Moody's said it has a negative outlook on Latin America and the Caribbean for 2020 due to slow economic growth, fiscal pressures and political volatility in the region.

The rating agency expects average growth in the region for 2020 and 2021 to fall below the levels observed over the past two decades, with heightened political risk and increasing external headwinds serving as significant downside pressures for growth.

Expansion among the region's economies is expected to hit one percentage point less in the next two years compared to the levels seen from 2010 to 2018, Moody's said. Growth among large economies — Argentina, Mexico, Brazil and Chile — will be slower, while the Dominican Republic and Panama will expand the most, according to the rating agency.

Although growth will start to gain pace in 2021, it will remain relatively weak and most countries' real GDP will expand below 3%, Moody's added.

Social tensions will continue to be an important concern for the region's countries, with the likelihood of recurring social pressures limiting authorities' ability to pass measures that, although unpopular, should anchor fiscal consolidation, the rating agency said. The rise of social unrest in the region last year has taken a toll on investment, which has led to lower growth prospects for several countries.

The impact of political disturbances could reverberate through the medium term and weigh on investor confidence and investment, Moody's said. Governments will especially need to make difficult policy choices as they look to maintain a balance between social demands and a sound policymaking framework, the rating agency noted.
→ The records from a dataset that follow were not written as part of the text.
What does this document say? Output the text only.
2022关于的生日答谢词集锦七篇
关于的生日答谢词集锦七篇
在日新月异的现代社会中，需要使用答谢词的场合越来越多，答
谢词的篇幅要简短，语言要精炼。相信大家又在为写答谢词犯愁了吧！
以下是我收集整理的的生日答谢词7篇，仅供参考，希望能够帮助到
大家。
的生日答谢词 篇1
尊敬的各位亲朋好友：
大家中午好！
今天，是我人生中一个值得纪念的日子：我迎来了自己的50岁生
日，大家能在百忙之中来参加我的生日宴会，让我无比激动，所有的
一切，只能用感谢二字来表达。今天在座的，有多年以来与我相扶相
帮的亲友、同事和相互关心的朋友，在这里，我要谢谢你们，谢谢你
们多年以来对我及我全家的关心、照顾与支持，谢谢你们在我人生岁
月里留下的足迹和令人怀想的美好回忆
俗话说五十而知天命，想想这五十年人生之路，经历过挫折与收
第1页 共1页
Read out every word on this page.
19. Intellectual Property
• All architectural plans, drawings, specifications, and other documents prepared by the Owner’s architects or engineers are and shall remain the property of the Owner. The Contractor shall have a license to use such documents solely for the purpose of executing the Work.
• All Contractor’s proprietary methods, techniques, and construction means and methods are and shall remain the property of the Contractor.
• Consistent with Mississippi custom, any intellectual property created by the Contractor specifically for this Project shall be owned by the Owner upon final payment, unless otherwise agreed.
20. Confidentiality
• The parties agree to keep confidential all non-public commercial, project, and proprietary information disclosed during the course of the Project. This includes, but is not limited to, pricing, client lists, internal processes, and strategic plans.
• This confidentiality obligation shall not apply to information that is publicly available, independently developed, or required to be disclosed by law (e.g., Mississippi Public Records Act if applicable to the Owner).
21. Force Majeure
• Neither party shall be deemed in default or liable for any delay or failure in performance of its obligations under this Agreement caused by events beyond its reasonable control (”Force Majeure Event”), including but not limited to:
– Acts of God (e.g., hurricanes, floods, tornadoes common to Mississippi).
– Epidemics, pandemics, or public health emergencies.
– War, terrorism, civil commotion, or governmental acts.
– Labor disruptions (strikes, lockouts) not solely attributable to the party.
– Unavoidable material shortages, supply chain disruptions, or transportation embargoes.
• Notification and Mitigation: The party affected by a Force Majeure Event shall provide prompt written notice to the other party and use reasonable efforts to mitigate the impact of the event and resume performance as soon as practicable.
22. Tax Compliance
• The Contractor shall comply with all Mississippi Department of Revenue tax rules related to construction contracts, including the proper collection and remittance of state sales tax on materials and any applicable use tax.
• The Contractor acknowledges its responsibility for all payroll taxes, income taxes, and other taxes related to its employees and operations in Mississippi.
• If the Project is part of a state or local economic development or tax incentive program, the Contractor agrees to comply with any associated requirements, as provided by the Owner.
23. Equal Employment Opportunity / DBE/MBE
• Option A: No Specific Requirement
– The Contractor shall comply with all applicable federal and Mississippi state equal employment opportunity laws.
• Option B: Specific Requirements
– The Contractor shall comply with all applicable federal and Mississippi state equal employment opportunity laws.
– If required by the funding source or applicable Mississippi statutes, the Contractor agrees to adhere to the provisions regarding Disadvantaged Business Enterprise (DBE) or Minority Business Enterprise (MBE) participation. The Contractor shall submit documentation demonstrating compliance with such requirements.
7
Moody's expects 12 of its 16 rated sovereigns to lessen or at least keep their fiscal deficits at current levels. However, the rating agency believes only a few sovereigns will be able to reach debt-stabilizing primary balances this year, with majority of countries not having enough fiscal room to carry out policies that will counter potential shocks.

On the other hand, improved debt structures have led to more sustainable credit risks, the rating agency said, adding that borrowing costs for several countries should lessen given favorable financing conditions in 2020.